Jared was an ignorant and rather bumptious young fellow of twenty-four, who was hoping to make something of himself, and was feeling about for the means. He had a firm jaw, a canny eye, and vague but determined ambitions. These sufficed.

Jared lived on a farm. He liked the farm life, but not the farm work—a fine distinction that caused his fellow-labourers to look upon him as something of a shirk. He would rove the fields while the rest were working in them. He thought his own thoughts, such as they were, and when a book came his way, as now and then happened, he read it.

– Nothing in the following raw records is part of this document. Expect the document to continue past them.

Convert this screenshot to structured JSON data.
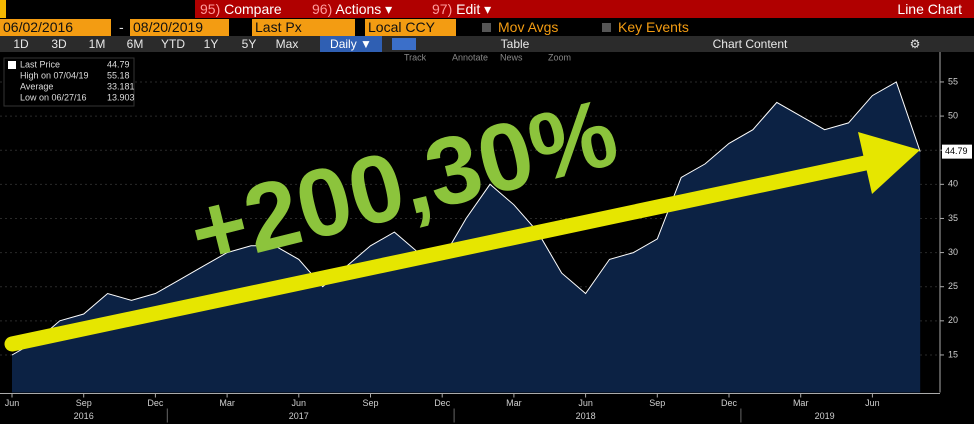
{
  "toolbar": {
    "menu": [
      {
        "num": "95)",
        "label": "Compare"
      },
      {
        "num": "96)",
        "label": "Actions ▾"
      },
      {
        "num": "97)",
        "label": "Edit ▾"
      }
    ],
    "view_title": "Line Chart",
    "start_date": "06/02/2016",
    "date_sep": "-",
    "end_date": "08/20/2019",
    "field": "Last Px",
    "currency": "Local CCY",
    "mov_avgs": "Mov Avgs",
    "key_events": "Key Events",
    "ranges": [
      "1D",
      "3D",
      "1M",
      "6M",
      "YTD",
      "1Y",
      "5Y",
      "Max"
    ],
    "frequency": "Daily ▼",
    "table": "Table",
    "chart_content": "Chart Content",
    "tools": [
      "Track",
      "Annotate",
      "News",
      "Zoom"
    ]
  },
  "chart_data": {
    "type": "line",
    "annotation": "+200,30%",
    "legend": [
      {
        "label": "Last Price",
        "value": 44.79
      },
      {
        "label": "High on 07/04/19",
        "value": 55.18
      },
      {
        "label": "Average",
        "value": 33.181
      },
      {
        "label": "Low on 06/27/16",
        "value": 13.903
      }
    ],
    "x": [
      "2016-06",
      "2016-07",
      "2016-08",
      "2016-09",
      "2016-10",
      "2016-11",
      "2016-12",
      "2017-01",
      "2017-02",
      "2017-03",
      "2017-04",
      "2017-05",
      "2017-06",
      "2017-07",
      "2017-08",
      "2017-09",
      "2017-10",
      "2017-11",
      "2017-12",
      "2018-01",
      "2018-02",
      "2018-03",
      "2018-04",
      "2018-05",
      "2018-06",
      "2018-07",
      "2018-08",
      "2018-09",
      "2018-10",
      "2018-11",
      "2018-12",
      "2019-01",
      "2019-02",
      "2019-03",
      "2019-04",
      "2019-05",
      "2019-06",
      "2019-07",
      "2019-08"
    ],
    "series": [
      {
        "name": "Last Price",
        "color": "#ffffff",
        "values": [
          15,
          17,
          20,
          21,
          24,
          23,
          24,
          26,
          28,
          30,
          31,
          31,
          29,
          25,
          28,
          31,
          33,
          30,
          29,
          35,
          40,
          37,
          33,
          27,
          24,
          29,
          30,
          32,
          41,
          43,
          46,
          48,
          52,
          50,
          48,
          49,
          53,
          55,
          44.79
        ]
      }
    ],
    "ylim": [
      9.5,
      61
    ],
    "yticks": [
      15,
      20,
      25,
      30,
      35,
      40,
      45,
      50,
      55
    ],
    "xticks": [
      {
        "value": "2016-06",
        "label": "Jun"
      },
      {
        "value": "2016-09",
        "label": "Sep"
      },
      {
        "value": "2016-12",
        "label": "Dec"
      },
      {
        "value": "2017-03",
        "label": "Mar"
      },
      {
        "value": "2017-06",
        "label": "Jun"
      },
      {
        "value": "2017-09",
        "label": "Sep"
      },
      {
        "value": "2017-12",
        "label": "Dec"
      },
      {
        "value": "2018-03",
        "label": "Mar"
      },
      {
        "value": "2018-06",
        "label": "Jun"
      },
      {
        "value": "2018-09",
        "label": "Sep"
      },
      {
        "value": "2018-12",
        "label": "Dec"
      },
      {
        "value": "2019-03",
        "label": "Mar"
      },
      {
        "value": "2019-06",
        "label": "Jun"
      }
    ],
    "year_ticks": [
      {
        "value": "2016-09",
        "label": "2016"
      },
      {
        "value": "2017-06",
        "label": "2017"
      },
      {
        "value": "2018-06",
        "label": "2018"
      },
      {
        "value": "2019-04",
        "label": "2019"
      }
    ],
    "fill_color": "#0c2244"
  }
}
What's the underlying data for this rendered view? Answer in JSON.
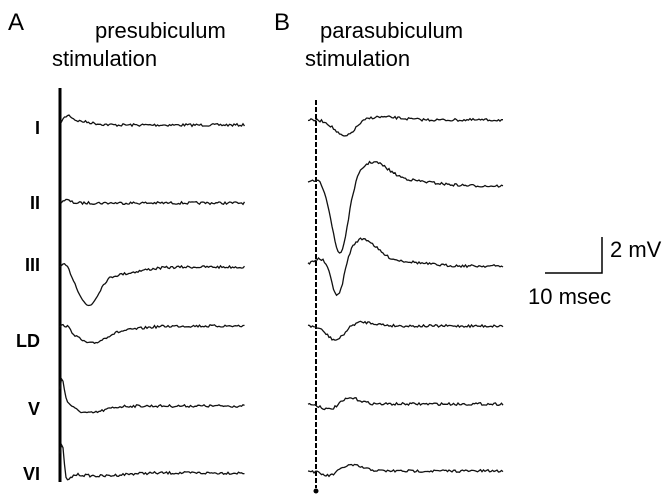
{
  "panels": [
    {
      "letter": "A",
      "region": "presubiculum",
      "method": "stimulation"
    },
    {
      "letter": "B",
      "region": "parasubiculum",
      "method": "stimulation"
    }
  ],
  "layers": [
    "I",
    "II",
    "III",
    "LD",
    "V",
    "VI"
  ],
  "scale_bar": {
    "vertical": "2 mV",
    "horizontal": "10 msec"
  }
}
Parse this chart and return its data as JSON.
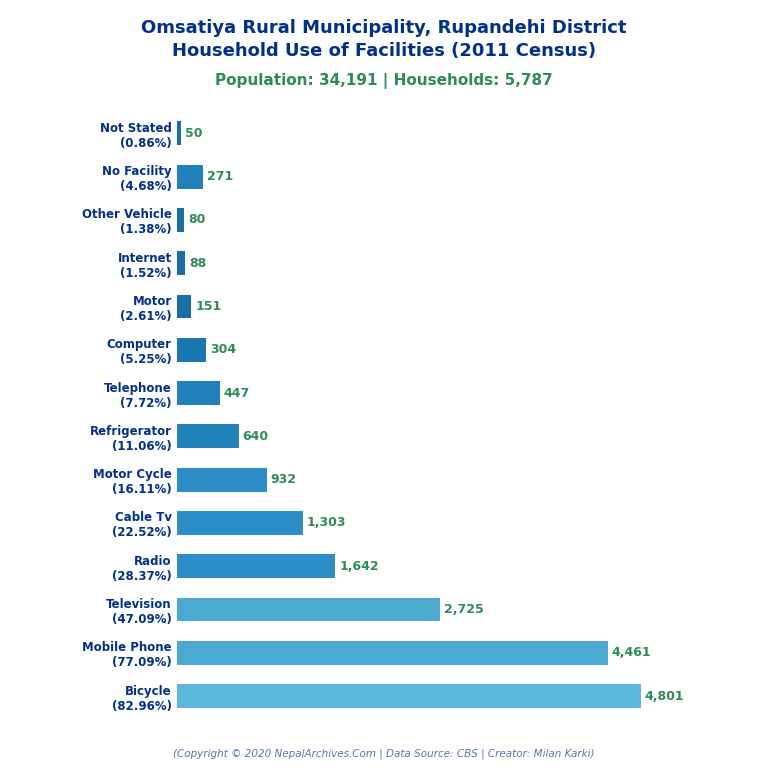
{
  "title_line1": "Omsatiya Rural Municipality, Rupandehi District",
  "title_line2": "Household Use of Facilities (2011 Census)",
  "subtitle": "Population: 34,191 | Households: 5,787",
  "footer": "(Copyright © 2020 NepalArchives.Com | Data Source: CBS | Creator: Milan Karki)",
  "categories": [
    "Not Stated\n(0.86%)",
    "No Facility\n(4.68%)",
    "Other Vehicle\n(1.38%)",
    "Internet\n(1.52%)",
    "Motor\n(2.61%)",
    "Computer\n(5.25%)",
    "Telephone\n(7.72%)",
    "Refrigerator\n(11.06%)",
    "Motor Cycle\n(16.11%)",
    "Cable Tv\n(22.52%)",
    "Radio\n(28.37%)",
    "Television\n(47.09%)",
    "Mobile Phone\n(77.09%)",
    "Bicycle\n(82.96%)"
  ],
  "values": [
    50,
    271,
    80,
    88,
    151,
    304,
    447,
    640,
    932,
    1303,
    1642,
    2725,
    4461,
    4801
  ],
  "bar_colors": [
    "#1a6fa3",
    "#2080b8",
    "#1a6fa3",
    "#1a6fa3",
    "#1a6fa3",
    "#1a78b0",
    "#2080b8",
    "#2080b8",
    "#2b8ec8",
    "#2b8ec8",
    "#2b8ec8",
    "#4aaad0",
    "#4aaad0",
    "#5ab8de"
  ],
  "title_color": "#003087",
  "subtitle_color": "#2e8b57",
  "value_color": "#2e8b57",
  "ylabel_color": "#003087",
  "footer_color": "#5577aa",
  "bg_color": "#ffffff",
  "xlim": [
    0,
    5400
  ],
  "bar_height": 0.55
}
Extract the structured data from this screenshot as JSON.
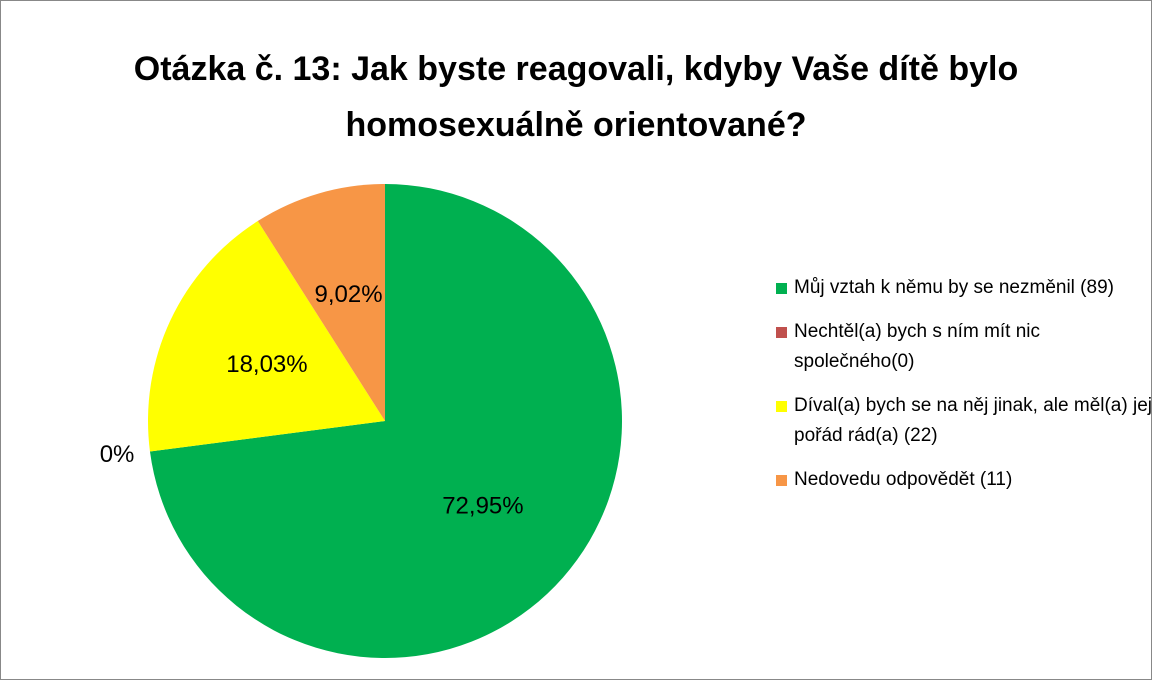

Onward and Upward was lent to him by the daughter of the county attorney. She thought it would tone him up and bring his nebulousness toward solidity—she too being anxious that Jared should make something of himself, and unwilling to wait indefinitely. Jared took the book and looked at it. He passed quite lightly over the good Doctor's platitudes on honesty, perseverance, and the like, having already encountered them elsewhere; but the platitudes on art arrested his attention. "I shouldn't wonder but what all this might be so," said Jared to himself; "I don't know but what I should like to try it"—meaning not that he had any desire to refine and ennoble himself, but only a strong hankering to "get his hand in," as the phrase goes.

It was about this time that the Western Art Circuit began to evangelize Hayesville. The Western Art Circuit had been started up by a handful of painters and literary men in "the city"; among them, Abner Joyce, notable veritist; Adrian Bond, aesthete, yet not without praiseworthy leanings toward the naturalistic; Stephen Giles, decorator of the mansions of the great, but still not wholly forgetful of his own rustic origins; and one or two of the professors at the Art Academy. All these too believed that it was the mission of art to redeem the rural regions. It was their cardinal tenet that a report on an aspect of nature was a work of art, and they clung tenaciously to the notion that it would be of inestimable benefit to the farmers of Illinois to see coloured representations of the corn-fields of Indiana done by the Indianians themselves. So presently some thirty or forty canvases that had been pushed along the line through Bainesville and Miller and Crawford Junction arrived at Hayesville, and competed in their gilt frames with the canned peaches and the drawn-work of the county fair.

"There, Jared," said the county attorney's daughter, who was corresponding secretary of the woman's club that had brought about this artistic visitation, "you see now what can be done."

Jared saw. He walked the farm, and drew beads on the barn-yard, and indulged in long "sights" over the featureless prairie landscape. The wish to do, to be at it, was settling in his finger-tips, where the stores of electric energy seemed to be growing greater every day.